Whether Brian Eno’s pastel sketches on Another Green World, The Orb’s comedown house languor that shone over the early 1990s’ dance charts, or the arcane drama unearthed by Glasgow’s Iona Fortune, ambient music can serve as a key to new and mysterious aural worlds.
One such sculptor of electric soundscapes is Italian artist Gigi Masin. Born and raised in the famous canal city of Venice, a love of classical music and the 1960s’ pop charts that scored his boyhood drew Masin to forming local band Zero as a youth, indulging in a love of rock at odds with the city’s progressive and jazz musical trends.
It was at his day job as a theatre audio technician that he first discovered his potential for stripped-down, hypnotic music, as he told Resident Advisor in 2017: “There I discovered the pleasure to create music with loops and electronics, where you could create a mood and make something more than a love song. I started using loops in the late ’70s, trying to create sounds for the theatre. It was not easy at first, but with experience, I slowly learned to do it better.”
Playing with audio and manipulating sonic character would prove formative, but ambient’s lightning bolt truly struck when encountering the Korg-Poly 800 synthesiser in his local music store. Intending to buy an acoustic guitar, Masin became enamoured with the Korg’s rich and inviting tonalities and easy sequencing capabilities: “…its sounds were really strange, but they had soul to them”.
Privately cutting 1986’s debut album Wind and issuing to friends and the local radio, Masin’s reputation quickly resulted in regular phone calls and letters from newfound fans and even fellow musicians eager to snag their own copy.
This led to 1989’s follow-up Les Nouvelles Musiques de Chambre, Vol 2. A split with This Heat drummer Charles Hayward, who occupies the record’s whole second side with the 20-odd minute ‘Thames Water Authority’ piece, Masin’s masterful command of percolating piano drops and pulsing synths would dazzle on the album’s ‘Clouds’. A lilting and echoing ambient gem swaddled in muffled poly synths and subaqueous reverb that casts an enchanting stillness over the listener across its five-minute natural wonder.

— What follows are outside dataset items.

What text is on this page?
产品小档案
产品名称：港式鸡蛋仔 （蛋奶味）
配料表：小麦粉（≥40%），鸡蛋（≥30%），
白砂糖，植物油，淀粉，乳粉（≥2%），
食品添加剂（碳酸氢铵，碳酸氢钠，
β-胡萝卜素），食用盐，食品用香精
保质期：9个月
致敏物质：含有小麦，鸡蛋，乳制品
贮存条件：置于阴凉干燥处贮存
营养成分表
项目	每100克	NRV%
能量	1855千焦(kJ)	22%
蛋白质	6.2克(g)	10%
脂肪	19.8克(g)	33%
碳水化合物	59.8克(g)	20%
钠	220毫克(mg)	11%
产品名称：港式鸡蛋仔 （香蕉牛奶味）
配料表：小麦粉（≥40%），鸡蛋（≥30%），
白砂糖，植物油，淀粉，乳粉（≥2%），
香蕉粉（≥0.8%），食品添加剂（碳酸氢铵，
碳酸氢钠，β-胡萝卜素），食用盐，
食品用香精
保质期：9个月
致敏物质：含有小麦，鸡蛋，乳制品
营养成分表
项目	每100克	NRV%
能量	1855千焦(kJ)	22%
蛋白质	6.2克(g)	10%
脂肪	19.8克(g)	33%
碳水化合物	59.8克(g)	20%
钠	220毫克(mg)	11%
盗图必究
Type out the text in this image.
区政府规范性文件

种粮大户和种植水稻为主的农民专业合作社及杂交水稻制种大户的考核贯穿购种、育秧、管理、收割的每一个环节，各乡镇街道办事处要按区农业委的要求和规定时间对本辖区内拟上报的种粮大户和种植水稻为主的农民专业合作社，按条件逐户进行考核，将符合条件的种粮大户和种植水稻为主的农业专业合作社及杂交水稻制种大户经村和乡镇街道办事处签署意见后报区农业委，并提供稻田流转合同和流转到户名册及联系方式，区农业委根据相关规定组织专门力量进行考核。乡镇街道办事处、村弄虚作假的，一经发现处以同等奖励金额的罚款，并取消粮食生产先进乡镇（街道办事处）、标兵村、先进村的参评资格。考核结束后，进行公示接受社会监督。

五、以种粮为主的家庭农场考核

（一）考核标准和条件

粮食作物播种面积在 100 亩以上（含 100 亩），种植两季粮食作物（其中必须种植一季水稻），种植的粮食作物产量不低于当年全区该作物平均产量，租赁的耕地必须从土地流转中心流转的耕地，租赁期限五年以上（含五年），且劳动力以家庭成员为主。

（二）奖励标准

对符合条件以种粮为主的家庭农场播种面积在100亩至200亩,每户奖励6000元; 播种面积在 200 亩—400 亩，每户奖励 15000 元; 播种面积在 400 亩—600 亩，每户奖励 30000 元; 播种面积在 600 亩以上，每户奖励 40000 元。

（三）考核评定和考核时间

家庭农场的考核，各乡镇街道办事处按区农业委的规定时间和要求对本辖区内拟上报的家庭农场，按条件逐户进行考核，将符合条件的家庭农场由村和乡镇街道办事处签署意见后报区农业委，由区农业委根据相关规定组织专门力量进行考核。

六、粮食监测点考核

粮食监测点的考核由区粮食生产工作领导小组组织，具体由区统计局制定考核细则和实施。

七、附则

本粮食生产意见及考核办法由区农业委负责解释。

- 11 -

Making little critical splash, Manis released 1991’s The Wind Collector with future Unfolk Collective director Alessandro Monti before spending the next two decades working for the country’s Poste Italiane service and raising two children, music pushed to the sidelines in his life.
Yet, a generation of DJs and artists discovered ‘Clouds’ during his interregnum. Berlin post-rockers To Rococo Rot sampled ‘Clouds’ on 1999’s ‘Die Dinge des Lebens’, and Icelandic artpop queen Björk lifted its sonic bubbles for the glitchy ‘It’s in Our Hands’ three years later to promote her Greatest Hits package. Following dozens of artful borrowings in the electronic underworld and leftfield hip-hop, current country-rap superstar Post Malone smattered ‘Clouds’ butterfly flickers on his 2016 debut, Stoney’s ‘Big Lie’.
With such a resurgence in Masin’s work, it would be tempting to rest on his laurels. Yet, ever the restless artist and not one to be bogged in nostalgia, he quit his office job and pursued music full-time, dropping 2014’s Talk to the Sea retrospective with Dutch indie label Music from Memory and forming the Gaussian Curve trio with producers Jonny Nash and Marco Sterk. Playing as recently as 2024 with jazz composer Greg Foat on the live The Fish Factory Sessions collaboration, Masin’s finally catching up with the ambient legacy ‘Clouds’ had so unwittingly forged nearly 40 years ago.